Boscobel is an 1872 historical novel by the British writer William Harrison Ainsworth. It first appeared as a serial in The New Monthly Magazine before being published in three volumes by the London publishing house Tinsley Brothers. It marked a return to the historical subjects he was best known for, after producing three novels with contemporary settings such as Old Court (1867) and Myddleton Pomfret (1868). It takes place in the weeks before and following the Battle of Worcester in 1651, in which Charles II avoided capture after his defeat by his republican enemies under Oliver Cromwell. His escape included hiding in the royal oak at Boscobel House in Shropshire, from which the novel takes its title.
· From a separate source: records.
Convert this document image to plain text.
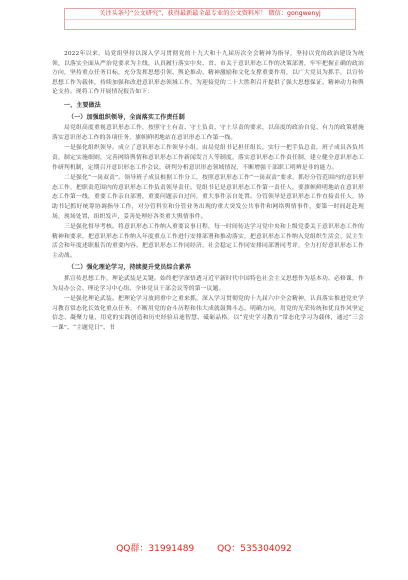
关注头条号“公文研究”，获得最新最全最专业的公文资料库！ 微信：gongwenyj

2022年以来，局党组坚持以深入学习贯彻党的十九大和十九届历次全会精神为指导，坚持以党的政治建设为统领，以落实全面从严治党要求为主线，认真履行落实中央、省、市关于意识形态工作的决策部署，牢牢把握正确的政治方向，坚持重点任务目标，充分发挥思想引领、舆论推动、精神激励和文化支撑重要作用，以广大党员为抓手，以宣传思想工作为载体，持续加强和改进意识形态领域工作，为迎接党的二十大胜利召开提供了强大思想保证、精神动力和舆论支持。现将工作开展情况报告如下：

一、主要做法
（一）加强组织领导，全面落实工作责任制

局党组高度重视意识形态工作，按照守土有责、守土负责、守土尽责的要求，以高度的政治自觉、有力的政策措施落实意识形态工作的各项任务，旗帜鲜明地站在意识形态工作第一线。

一是强化组织领导。成立了意识形态工作领导小组，由局党组书记担任组长，实行一把手负总责，班子成员各负其责，制定实施细则，完善网络舆情和意识形态工作新闻发言人等制度，落实意识形态工作责任制，建立健全意识形态工作研判机制，定期召开意识形态工作会议，研判分析意识形态领域情况，不断增强干部职工明辨是非的能力。

二是强化“一岗双责”。领导班子成员根据工作分工，按照意识形态工作“一岗双责”要求，抓好分管范围内的意识形态工作，把职责范围内的意识形态工作负责领导责任。党组书记是意识形态工作第一责任人，要旗帜鲜明地站在意识形态工作第一线，重要工作亲自部署，重要问题亲自过问，重大事件亲自处置。分管领导是意识形态工作直接责任人，协助书记抓好统筹协调指导工作，对分管科室和分管业务出现的重大突发公共事件和网络舆情事件，要第一时间赶赴现场，现场处置，组织发声，妥善处理好各类重大舆情事件。

三是强化督导考核。将意识形态工作纳入重要议事日程，每一时间传达学习党中央和上级党委关于意识形态工作的精神和要求，把意识形态工作纳入年度重点工作进行安排部署和推动落实，把意识形态工作纳入党组织生活会、民主生活会和年度述职报告的重要内容。把意识形态工作同经济、社会稳定工作同安排同部署同考评，全力打好意识形态工作主动战。

（二）强化理论学习，持续提升党员综合素养

抓宣传思想工作，理论武装是关键。始终把学深悟透习近平新时代中国特色社会主义思想作为基本功、必修课，作为局办公会、理论学习中心组、全体党员干部会议等的第一议题。

一是强化理论武装。把理论学习放到重中之重来抓，深入学习贯彻党的十九届六中全会精神，认真落实推进党史学习教育常态化长效化重点任务，不断用党的奋斗历程和伟大成就鼓舞斗志、明确方向，用党的光荣传统和优良作风坚定信念、凝聚力量，用党的实践创造和历史经验启迪智慧、砥砺品格。以“党史学习教育”常态化学习为载体，通过“三会一课”、“主题党日”、书

QQ群：31991489	QQ：535304092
It also formed the first of a trio of "Jacobite" novels sympathetic to the Stuart Dynasty, followed by The Manchester Rebels (1873) and Preston Fight (1875).

==Bibliography==
- Carver, Stephen James. The Life and Works of the Lancashire Novelist William Harrison Ainsworth, 1850-1882. Edwin Mellen Press, 2003.
- Ellis, Stewart Marsh. William Harrison Ainsworth and His Friends, Volume 2. Garland Publishing, 1979.
- Slater, John Herbert. Early Editions: A Bibliographical Survey of the Works of Some Popular Modern Authors. K. Paul, Trench, Trubner, & Company, 1894.